Reputation: 13
I have a file that contains 9 columns and 14399 rows. I want, using Python3.3, to subtract first number in 4th column from the 99th on the same column, then subtract the 100th from the 199th and so one...all in the same column and save the corresponding numbers of the first two columns and the answer of subtracting in a new CSV file. Below are table example and my code attempt (I searched through the questions but didn't find any).
Input file named test.CAR
1/12/2009 00:00:05 01 34.51 1234.43 54.3 4321.5 55.4 3241.4
1/12/2009 00:00:10 02 34.51 1234.40 54.3 4321.52 55.4 3241.4
....
....
1/12/2009 00:10:05 99 36.51 4244.40 64.3 4421.52 85.4 4241.4
..
..
1/12/2009 00:20:10 100 44.51 1234.40 54.3 4321.52 55.4 3241.4
..
..
1/12/2009 00:30:10 199 54.51 1234.40 54.3 4321.52 55.4 3241.4
..
..
Output file named test.csv
1/12/2009 00:00:05 2.00 from (36.51-34.51)
1/12/2009 00:20:10 10.00 from (54.51-44.51)
..
..
Here is my code so far:
import csv
import math
test_filename='C:/Python33/test.CAR'
test_filename=open(test_filename,'r')
num_lines=sum(1 for line in open('test.CAR'))
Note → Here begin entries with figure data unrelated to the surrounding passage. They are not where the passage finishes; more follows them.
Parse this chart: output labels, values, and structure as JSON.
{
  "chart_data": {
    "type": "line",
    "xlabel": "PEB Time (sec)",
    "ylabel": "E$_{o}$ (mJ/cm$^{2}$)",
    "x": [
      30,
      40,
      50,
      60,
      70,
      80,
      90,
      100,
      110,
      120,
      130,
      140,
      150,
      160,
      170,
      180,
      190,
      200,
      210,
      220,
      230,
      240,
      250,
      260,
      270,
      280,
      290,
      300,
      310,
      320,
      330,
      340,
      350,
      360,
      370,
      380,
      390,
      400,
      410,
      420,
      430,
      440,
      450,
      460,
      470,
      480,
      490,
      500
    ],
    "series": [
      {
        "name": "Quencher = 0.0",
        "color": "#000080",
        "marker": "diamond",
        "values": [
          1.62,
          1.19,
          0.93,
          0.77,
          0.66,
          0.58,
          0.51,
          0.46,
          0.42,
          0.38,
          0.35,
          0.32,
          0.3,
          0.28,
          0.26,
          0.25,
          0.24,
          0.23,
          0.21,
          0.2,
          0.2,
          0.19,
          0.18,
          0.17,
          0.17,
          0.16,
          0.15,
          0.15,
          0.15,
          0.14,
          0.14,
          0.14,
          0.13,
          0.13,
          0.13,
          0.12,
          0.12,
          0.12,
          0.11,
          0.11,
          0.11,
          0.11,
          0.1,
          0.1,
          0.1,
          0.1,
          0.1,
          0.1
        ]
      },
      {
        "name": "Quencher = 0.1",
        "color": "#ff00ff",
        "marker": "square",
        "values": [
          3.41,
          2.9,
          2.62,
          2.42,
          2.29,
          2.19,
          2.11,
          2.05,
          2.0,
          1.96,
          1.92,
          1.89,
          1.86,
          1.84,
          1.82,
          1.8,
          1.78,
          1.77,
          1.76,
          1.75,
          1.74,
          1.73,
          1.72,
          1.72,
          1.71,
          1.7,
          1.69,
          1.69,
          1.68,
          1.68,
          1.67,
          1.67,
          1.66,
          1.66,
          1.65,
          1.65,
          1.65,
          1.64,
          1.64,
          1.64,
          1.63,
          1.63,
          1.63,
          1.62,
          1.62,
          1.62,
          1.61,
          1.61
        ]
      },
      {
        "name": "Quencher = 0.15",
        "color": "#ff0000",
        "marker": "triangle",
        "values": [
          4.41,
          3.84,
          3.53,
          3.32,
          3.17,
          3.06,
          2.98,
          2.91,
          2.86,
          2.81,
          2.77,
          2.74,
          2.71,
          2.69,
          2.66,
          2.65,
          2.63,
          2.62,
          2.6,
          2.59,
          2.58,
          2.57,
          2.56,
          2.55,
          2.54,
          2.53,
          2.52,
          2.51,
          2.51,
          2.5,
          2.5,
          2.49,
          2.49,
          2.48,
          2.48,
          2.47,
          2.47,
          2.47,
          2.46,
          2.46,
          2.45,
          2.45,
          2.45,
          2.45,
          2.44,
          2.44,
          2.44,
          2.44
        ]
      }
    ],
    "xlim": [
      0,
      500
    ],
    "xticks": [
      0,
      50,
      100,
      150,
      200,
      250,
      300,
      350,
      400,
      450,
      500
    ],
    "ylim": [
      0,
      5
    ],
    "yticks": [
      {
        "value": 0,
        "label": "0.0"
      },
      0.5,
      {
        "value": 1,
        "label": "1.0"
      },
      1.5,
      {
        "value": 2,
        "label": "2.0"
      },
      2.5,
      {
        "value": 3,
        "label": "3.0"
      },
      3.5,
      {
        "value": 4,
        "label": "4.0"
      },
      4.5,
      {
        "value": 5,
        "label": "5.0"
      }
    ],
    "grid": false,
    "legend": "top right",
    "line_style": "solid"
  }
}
with open('test.csv','w',newline='')as fp:
w=csv.writer(fp,delimiter=',')
atad=[['DATE','TIME','NUMBER']]
w.writerows(atad)
a=0 #to set the first row
d=98 ## to set the 99th row
for i in range (1,(num_lines+1)):
b=test_filename.readline()
date=(b[0:10]) ## to capture the date in 1st column
time=(b[12:19]) ## to capture the time in 2nd column
y=b[24:30] ## to capture the number I want in 4th column
number=y(d)-y(a) ## to subtract the specific number on 1st from 99th column
data=[[date,time,number]]
w.writerows(data)
a=a+98 ## counter to change 1st number to the 100th and so on
d=d+98 ## counter to change 99th number to the 199th and so on
test_filename.close()
The code is not working and I appreciate your help. Thanks!
Upvotes: 1
Views: 1637
Reputation: 1285
Without commenting/changing any of the style choices, the reason your program doesn't work is that you access values in the list y
that are not yet filled in.
Additionally, you read the numbers from the file, but at that point they are still saved as a string.
import csv
import math
test_filename='C:/Python33/test.CAR'
test_filename=open(test_filename,'r')
num_lines=sum(1 for line in open('test.CAR'))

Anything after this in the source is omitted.